As Karim swallowed, his eyelashes fluttered, and he drifted back to sleep. The woman finally looked up, her gaze settling on the faint pink mark on Samira's collarbone—a healed wound, or perhaps a new vein.

"You have no papers." It wasn't a question.

Samira pressed her lips together. The woman smiled, the wrinkles at her eyes fanning out. "Papers are paper. Paper rots. Names matter. What is your name?"

"Samira."

"Karim," she answered for the sleeping boy.

The woman nodded. She pulled a handkerchief from her bodice, unfolding it to reveal a faded photograph—two girls stood at the orchard gate, the red-brick pump house behind them. One was clearly the woman, young. The other girl's face made Samira's breath catch: the eyes, the curve of the pressed lips—it mirrored the profile in her mother's old photograph.

"Her name was Aisha," the woman said softly. "Thirty years ago, she left from here with your mother, going across the river to find songs. Later, only the songs came back."

Samira's fingers trembled. The date on the photo's edge was blurred but discernible: 1995. A year her mother had never mentioned, a corner deliberately folded, now suddenly opening to reveal its searing core.

The woman placed the photo in Samira's palm. "Aisha left words: 'If children from across the river ever come back, the orchard will remember for me.'"

Wind rustled through the fruit trees. Green apples knocked against each other on the branches with soft *tinks*. Samira looked up. Small wooden tags hung from every tree, names carved in different languages: Maria, Hassan, Leila, Yusuf… Some inscriptions were weathered, others clear. On the apple tree nearest the pump house, a new tag hung blank, half-carved with an "S". The woman handed Samira a small knife, its handle wrapped in faded red thread.

"Finish it."

Samira took the knife. As her fingers touched the wood, the pinpoint in her chest pulsed faintly—not a flare, but an acknowledgment. She took a deep breath and carved: *Samira & Karim*. As the final stroke was made, the tag swayed gently in the breeze, like a bird finally landing.

The woman pushed her bicycle forward, gesturing for Samira to place Karim in the cushioned basket. "Town has clinic. People who help. But the path is yours to walk." She pulled a hand-drawn map from the bottom of her basket—simple pencil lines marking Shadowhunter blind spots and the roofs of those who sheltered strangers.

"The orchard remembers you," the woman said, patting Samira's shoulder. "You remember the orchard."

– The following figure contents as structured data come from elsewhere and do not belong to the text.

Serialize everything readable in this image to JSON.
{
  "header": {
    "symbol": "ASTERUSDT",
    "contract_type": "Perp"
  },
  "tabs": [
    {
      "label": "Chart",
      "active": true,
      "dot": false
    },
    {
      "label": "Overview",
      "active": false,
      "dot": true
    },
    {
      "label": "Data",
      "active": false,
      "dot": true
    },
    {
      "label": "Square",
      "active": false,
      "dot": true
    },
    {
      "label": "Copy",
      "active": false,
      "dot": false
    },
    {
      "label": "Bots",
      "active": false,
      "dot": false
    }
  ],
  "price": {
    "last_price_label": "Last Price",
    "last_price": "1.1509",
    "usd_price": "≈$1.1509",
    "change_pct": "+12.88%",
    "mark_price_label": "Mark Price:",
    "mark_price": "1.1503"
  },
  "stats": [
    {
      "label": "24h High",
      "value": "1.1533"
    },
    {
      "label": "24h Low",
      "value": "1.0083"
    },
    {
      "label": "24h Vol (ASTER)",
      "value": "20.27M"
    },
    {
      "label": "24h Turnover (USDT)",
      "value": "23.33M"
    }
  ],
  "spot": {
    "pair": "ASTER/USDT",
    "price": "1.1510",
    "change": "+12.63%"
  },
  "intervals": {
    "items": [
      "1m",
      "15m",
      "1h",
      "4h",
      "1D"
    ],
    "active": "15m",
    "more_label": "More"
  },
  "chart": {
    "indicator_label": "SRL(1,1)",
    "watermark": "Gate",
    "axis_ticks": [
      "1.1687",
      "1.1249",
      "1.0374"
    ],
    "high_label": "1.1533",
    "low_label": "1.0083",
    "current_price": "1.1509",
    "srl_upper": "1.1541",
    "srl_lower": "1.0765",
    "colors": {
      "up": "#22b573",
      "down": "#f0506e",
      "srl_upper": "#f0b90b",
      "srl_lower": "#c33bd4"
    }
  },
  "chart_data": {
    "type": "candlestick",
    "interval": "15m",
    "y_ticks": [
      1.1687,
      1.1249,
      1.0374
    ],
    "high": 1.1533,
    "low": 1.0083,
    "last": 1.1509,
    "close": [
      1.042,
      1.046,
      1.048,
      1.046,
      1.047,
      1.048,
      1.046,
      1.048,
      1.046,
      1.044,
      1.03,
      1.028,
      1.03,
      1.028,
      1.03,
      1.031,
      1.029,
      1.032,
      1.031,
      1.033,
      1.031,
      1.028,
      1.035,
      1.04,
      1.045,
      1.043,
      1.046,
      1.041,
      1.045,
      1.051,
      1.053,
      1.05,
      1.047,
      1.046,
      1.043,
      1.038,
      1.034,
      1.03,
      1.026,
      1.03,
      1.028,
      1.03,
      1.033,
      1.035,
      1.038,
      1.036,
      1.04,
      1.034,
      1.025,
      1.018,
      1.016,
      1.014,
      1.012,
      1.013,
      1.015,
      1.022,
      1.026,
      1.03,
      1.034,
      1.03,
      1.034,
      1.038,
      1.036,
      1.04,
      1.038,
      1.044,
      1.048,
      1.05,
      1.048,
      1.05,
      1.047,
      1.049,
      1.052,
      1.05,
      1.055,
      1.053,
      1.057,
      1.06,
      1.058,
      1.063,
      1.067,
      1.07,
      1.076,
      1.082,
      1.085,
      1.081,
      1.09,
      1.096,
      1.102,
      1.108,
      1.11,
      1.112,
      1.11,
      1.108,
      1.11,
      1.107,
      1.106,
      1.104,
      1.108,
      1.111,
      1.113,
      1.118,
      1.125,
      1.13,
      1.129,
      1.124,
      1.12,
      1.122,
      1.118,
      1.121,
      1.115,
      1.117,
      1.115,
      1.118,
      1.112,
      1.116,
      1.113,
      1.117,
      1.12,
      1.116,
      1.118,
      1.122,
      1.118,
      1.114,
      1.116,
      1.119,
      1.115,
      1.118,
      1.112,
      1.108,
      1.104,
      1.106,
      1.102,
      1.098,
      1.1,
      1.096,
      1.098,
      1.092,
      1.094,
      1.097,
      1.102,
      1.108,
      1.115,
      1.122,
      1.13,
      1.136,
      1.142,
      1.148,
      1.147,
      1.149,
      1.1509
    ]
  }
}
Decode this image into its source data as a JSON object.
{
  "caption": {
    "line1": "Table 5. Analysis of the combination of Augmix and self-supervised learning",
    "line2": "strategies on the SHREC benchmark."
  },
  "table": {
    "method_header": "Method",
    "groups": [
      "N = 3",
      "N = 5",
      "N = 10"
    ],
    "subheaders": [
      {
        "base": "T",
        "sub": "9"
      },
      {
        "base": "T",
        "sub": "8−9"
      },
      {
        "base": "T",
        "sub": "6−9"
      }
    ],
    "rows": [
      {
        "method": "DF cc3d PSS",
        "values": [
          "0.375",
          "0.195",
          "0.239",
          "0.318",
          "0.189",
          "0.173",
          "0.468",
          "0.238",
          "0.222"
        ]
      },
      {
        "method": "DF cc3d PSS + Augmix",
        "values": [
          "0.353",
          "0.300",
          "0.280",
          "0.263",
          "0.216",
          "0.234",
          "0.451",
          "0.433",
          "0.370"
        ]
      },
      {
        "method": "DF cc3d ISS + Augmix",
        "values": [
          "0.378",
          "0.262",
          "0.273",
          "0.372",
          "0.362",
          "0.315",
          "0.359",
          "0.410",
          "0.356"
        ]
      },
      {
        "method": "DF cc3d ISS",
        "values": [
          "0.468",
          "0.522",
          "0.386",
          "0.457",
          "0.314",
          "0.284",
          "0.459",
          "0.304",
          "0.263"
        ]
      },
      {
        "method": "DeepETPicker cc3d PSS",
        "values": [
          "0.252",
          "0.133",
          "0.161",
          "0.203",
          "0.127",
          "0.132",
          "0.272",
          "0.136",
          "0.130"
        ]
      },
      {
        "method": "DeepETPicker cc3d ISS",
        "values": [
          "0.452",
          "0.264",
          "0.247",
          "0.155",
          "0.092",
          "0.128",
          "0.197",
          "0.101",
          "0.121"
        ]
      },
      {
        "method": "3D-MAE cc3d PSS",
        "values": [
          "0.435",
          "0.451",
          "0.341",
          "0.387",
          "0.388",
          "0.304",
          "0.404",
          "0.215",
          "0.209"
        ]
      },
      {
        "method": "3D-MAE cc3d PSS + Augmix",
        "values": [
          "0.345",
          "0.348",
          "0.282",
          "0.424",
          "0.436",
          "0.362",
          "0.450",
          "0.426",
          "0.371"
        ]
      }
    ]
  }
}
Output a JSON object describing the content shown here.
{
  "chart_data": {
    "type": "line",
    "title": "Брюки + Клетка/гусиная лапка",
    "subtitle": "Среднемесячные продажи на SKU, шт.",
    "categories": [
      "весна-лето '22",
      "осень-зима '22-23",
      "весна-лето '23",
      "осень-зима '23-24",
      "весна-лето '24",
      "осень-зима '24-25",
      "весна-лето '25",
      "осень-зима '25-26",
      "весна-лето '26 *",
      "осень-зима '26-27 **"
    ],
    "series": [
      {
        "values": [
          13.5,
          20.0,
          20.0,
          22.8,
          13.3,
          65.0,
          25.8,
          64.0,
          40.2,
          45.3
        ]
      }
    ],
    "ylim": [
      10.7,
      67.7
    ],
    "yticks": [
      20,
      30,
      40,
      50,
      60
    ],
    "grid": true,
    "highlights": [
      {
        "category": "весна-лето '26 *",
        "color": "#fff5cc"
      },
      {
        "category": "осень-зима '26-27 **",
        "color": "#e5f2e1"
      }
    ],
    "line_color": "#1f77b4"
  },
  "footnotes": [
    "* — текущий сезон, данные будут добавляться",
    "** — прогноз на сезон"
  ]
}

The bicycle wheels crunched over leaves, a sound like countless tiny bursts of applause. Karim woke in the basket, plucked a falling apple blossom petal from the air, held it to his nose, and smiled. The purity of that smile made Samira's eyes sting—she suddenly understood that the fire Ilyas had kindled with ashes was now burning in her brother's pupils.

As they left the orchard, Samira looked back. The woman stood in the doorway of the pump house, her silhouette edged with sunlight, like a photograph developing. Vines swayed on the fence; the wooden tags clinked together, a clear, chiming sound. It traveled through the trees, through the years, across the river where smoke still lingered, finally reaching her ear as a whisper:

*Names written in ash—wind won't take them, fire won't burn them away.*

Samira gripped the handlebars, bent down, and kissed the crown of Karim's head. Ahead, the rooftops of the town rose in the morning light, threads of chimney smoke curling upwards like a soft ladder to the sky, waiting for them to cimb ,stop by stop.